The petitioner, a resident of Bridgeport, Conn., is the owner of both preferred and common stock in the Warner Bros. Company, a corporation having its principal place of business at Bridgeport. It is a corporation whose common stock is closely held within the Warner family. Its preferred stockholders include employees of the corporation and others not members of the Warner family. In 1926, it was decided to change its capital structure. The details of this change are unimportant. Part of the result was a so-called surplus set up on the books by replacing the old common stock, which was of the par value of $100 a share, with twice the number of shares of common stock having no par value and carrying the new stock in the capital account at $35 per share. The petitioner and others, on March 31, 1926, subscribed for additional prederred shares at one hundred dollars par. The petitioner took and paid for five hundred such shares. The corporation had no net earnings and paid no dividends on its common stock after February 8, 1923, but did pay regularly out of capital the dividends on its preferred stock. This was done with the consent and approval of all the common stockholders for personal and business reasons which are not of moment now. It is clear that the common stockholders intended to deplete only the assets available, upon liquidation, to common stockholders, and that at all times the corporation had assets more than sufficient to liquidate all its preferred stock at par after all debts were paid.
On October 1, 1927, after he had received all the dividends regularly declared and paid on the shares since he subscribed for them in 1926, the petitioner sold and delivered the five hundred preferred shares to the corporation and received from it in payment the full par value. In determining whether the petitioner derived a profit in 1927 in the sale of the stock to the corporation, the respondent reduced the basis of the cost of the stock by the amount of the dividends the petitioner had received. The sole question here presented is whether this was lawful.
The applicable statute is section 201 (d) of the Revenue Act of 1926 (26 USCA § 932 (d). It provides that:
"If any distribution (not in partial or complete liquidation) made by a corporation to its shareholders is not out of increase in value of property accrued before March 1, 1913, and is not out of earnings or profits, then the amount of such distribution shall be applied against and reduce the basis of the stock provided in section 935 , and if in excess of such basis, such excess shall be taxable in the same manner as a gain from the sale or exchange of property. * * *"
Treas. Reg. 69, art. 1544, construed this statute to mean that any such distribution should be applied against and reduce the cost or other basis "of the stock upon which the distribution was made" in determining gain or loss on a subsequent sale of the stock.
The petitioner argues that this regulation in attempting to apply the adjustment to the particular stock on which dividends were declared and paid goes beyond the statute and is void; that the statute itself does not specifically cover the situation of a corporation which has more than one class of stock and which makes such a distribution as this corporation made; and that, as specific warrant cannot be found in the law for the action of the Commissioner, there should be a reversal.
We accept the facts, of course, as they appear.
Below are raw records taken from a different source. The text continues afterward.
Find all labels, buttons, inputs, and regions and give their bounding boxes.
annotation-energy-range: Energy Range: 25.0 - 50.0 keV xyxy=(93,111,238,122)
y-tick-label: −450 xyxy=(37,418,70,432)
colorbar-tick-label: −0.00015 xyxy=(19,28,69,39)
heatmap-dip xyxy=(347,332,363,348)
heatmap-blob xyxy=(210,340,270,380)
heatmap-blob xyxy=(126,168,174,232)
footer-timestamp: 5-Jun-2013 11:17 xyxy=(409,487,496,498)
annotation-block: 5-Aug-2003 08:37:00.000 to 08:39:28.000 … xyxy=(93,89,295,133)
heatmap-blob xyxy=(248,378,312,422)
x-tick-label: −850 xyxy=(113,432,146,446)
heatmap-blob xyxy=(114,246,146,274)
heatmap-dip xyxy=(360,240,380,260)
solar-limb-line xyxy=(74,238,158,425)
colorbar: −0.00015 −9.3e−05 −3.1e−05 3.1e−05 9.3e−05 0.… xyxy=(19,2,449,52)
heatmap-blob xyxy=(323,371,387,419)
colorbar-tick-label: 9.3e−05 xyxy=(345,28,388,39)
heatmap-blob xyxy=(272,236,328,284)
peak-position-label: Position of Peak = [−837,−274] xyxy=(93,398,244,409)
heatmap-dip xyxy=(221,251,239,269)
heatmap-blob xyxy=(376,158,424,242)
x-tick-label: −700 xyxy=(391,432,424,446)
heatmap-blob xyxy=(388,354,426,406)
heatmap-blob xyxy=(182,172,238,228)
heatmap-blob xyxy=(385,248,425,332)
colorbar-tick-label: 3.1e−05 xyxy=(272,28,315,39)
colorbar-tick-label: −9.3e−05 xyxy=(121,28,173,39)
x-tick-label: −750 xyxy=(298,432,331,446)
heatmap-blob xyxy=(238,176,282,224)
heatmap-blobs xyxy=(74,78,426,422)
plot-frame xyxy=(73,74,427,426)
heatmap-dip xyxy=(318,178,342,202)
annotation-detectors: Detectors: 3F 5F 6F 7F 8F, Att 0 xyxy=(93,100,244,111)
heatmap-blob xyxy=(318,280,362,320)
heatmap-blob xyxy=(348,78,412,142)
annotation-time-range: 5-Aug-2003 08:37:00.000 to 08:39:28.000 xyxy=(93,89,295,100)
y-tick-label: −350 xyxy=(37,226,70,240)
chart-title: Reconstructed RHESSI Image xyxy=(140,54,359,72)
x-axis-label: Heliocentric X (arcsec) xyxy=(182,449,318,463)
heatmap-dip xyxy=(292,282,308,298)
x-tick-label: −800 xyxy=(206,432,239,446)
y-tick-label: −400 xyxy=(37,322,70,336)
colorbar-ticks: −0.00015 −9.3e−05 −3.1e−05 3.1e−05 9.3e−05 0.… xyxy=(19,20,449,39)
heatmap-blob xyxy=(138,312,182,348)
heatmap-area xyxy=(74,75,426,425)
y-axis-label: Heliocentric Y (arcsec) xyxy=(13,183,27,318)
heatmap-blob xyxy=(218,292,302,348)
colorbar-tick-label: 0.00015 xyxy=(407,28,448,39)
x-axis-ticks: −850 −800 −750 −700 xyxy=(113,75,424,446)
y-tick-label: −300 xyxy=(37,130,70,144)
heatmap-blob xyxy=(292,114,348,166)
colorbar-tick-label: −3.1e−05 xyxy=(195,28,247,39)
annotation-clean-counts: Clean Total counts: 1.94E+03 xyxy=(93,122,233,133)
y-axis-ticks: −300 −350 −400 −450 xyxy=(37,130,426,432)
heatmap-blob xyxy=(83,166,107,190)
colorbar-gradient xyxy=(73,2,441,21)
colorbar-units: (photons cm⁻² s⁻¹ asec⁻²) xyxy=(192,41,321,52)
That means that none of the dividends in question when paid affected either the ability or the liability of the corporation to pay to the preferred stockholders, upon liquidation, the par value of their stock. It is equally true that the dividends were paid neither out of increase in value of property accrued before March 1, 1913, nor out of earnings or profits. At least there is no such proof, and the petitioner does not claim that they were. In trying to make the test of the correctness of the Commissioner's action whether or not the payment of the dividends decreased the assets of the corporation, carried on its books primarily for the benefit of preferred stockholders, to the extent that a liquidating dividend would not have paid preferred stockholders the full par value of their shares, and reaching the conclusion that because the assets were not so impaired the statute is inapplicable, the petitioner is confronted with the fact that such a test neither falls within the language of the law nor within any permitted construction of it. It is certainly not to be presumed that Congress meant to legislate only in respect to corporations having but one class of stock and discriminate between such corporations and the large number which, to common knowledge, have more than one class. When the statute clearly states that the distribution "shall be applied against and reduce the basis of the stock," can there be any serious question but that the stock meant is the stock on which the distribution is made? It seems to us that there is no other reasonable meaning. The regulation containing the words "upon which declared" but recognized the plain import of the statute and is accordingly valid. If more were needed to establish its validity, reference might be had to the fact that Congress re-enacted the statute while the regulations in this respect were substantially the same. See Reg. 65, art. 1544, under the Revenue Act of 1924; also Reg. 74, art. 624, under the Act of 1928, and Reg. 77, art. 624, under the Act of 1932. Compare Shearman v. Commissioner (C.C.A.) 66 F.2d 256 (decided July 7); McCaughn v. Hershey Chocolate Co., 283 U.S. 488, 492, 493, 51 S. Ct. 510, 75 L. Ed. 1183; United States v. Kirby Lumber Co., 284 U.S. 1, 52 S. Ct. 4, 76 L. Ed. 131.
The validity of the statute is unquestioned, and, as the action of the Commissioner was in accordance with a valid regulation, the decision of the Board of Tax Appeals was right.